14 Mart Tıp Bayramı günü olan bugün, yapılması beklenen kutlamalar ertelendi doğal olarak ama, burukluğumuz ne zaman geçecek bilmiyorum. Dünkü olay canımızı bir kez daha acıttı ama aslında fark ettiğim şu ki; terör saldırılarını kınamaktan, yaşamını yitiren vatandaşlarımıza Allah'tan rahmet, yaralılarımıza acil şifa dilemekten, bu son olsun demekten yorulduk artık.

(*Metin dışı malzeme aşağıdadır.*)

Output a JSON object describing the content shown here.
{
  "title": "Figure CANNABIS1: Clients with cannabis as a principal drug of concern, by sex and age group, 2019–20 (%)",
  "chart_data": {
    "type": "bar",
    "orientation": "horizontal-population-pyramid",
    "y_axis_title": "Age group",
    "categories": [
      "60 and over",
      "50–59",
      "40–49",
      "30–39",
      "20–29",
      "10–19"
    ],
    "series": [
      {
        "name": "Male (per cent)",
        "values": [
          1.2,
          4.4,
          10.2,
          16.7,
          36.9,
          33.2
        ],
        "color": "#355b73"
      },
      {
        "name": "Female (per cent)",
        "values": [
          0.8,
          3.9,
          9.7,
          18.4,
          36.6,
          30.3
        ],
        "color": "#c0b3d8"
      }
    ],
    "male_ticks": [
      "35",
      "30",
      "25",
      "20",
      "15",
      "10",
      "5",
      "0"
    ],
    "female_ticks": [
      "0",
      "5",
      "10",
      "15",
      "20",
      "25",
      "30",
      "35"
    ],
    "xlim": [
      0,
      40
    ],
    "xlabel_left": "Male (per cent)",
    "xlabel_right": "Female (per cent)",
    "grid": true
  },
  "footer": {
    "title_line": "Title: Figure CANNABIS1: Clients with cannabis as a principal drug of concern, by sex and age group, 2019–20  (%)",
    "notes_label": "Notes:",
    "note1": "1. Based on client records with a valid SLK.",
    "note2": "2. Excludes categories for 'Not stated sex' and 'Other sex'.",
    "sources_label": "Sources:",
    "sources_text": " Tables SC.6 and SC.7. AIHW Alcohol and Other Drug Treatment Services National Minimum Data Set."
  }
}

Hekimlerimize daha çok görev düştüğünün bilincinde olduğumuzu, Hekimlik görevini her şart altında yerine getirdiğimizi ve getirmeye devam edeceğimizi biliyorum. Ancak; biz de insanız tabii.. Herkes gibi üzülüyor, ağlıyor ve mutsuz oluyoruz. Terör olaylarından hemen sonra memleketin pek çok yerinden arayıp nasıl olduğumuzu soran arkadaşlarımıza, yakınlarımıza “iyiyiz” demeye artık utanıyoruz.
Bir taraftan ayakta durmamız gerekliliğinin bilincindeyiz diğer taraftan ise kolumuz kanadımız kırık, kalbimiz hüzün dolu, beynimiz uyuşuk. Artık doğum günleri, düğünler, nişanlar, mezuniyetler gibi mutlu olayları bile gözümüz görmez hale geldi veya kutlamaya utanır duruma geldik. Tüm bunlara rağmen bayramı kutlayacak halimiz kalmamış olsa da, yurdumuzun her yerinde özveri ile hizmet veren tüm meslektaşlarımın tıp bayramını gelecekte daha iyi günler umuduyla kutlamak isterim.
Tüm zorluklara rağmen ülkemize ve varlığımıza sahip çıkalım, gelecek nesiller için sağlam duralım ve umudumuzu yitirmeyelim ne olur!.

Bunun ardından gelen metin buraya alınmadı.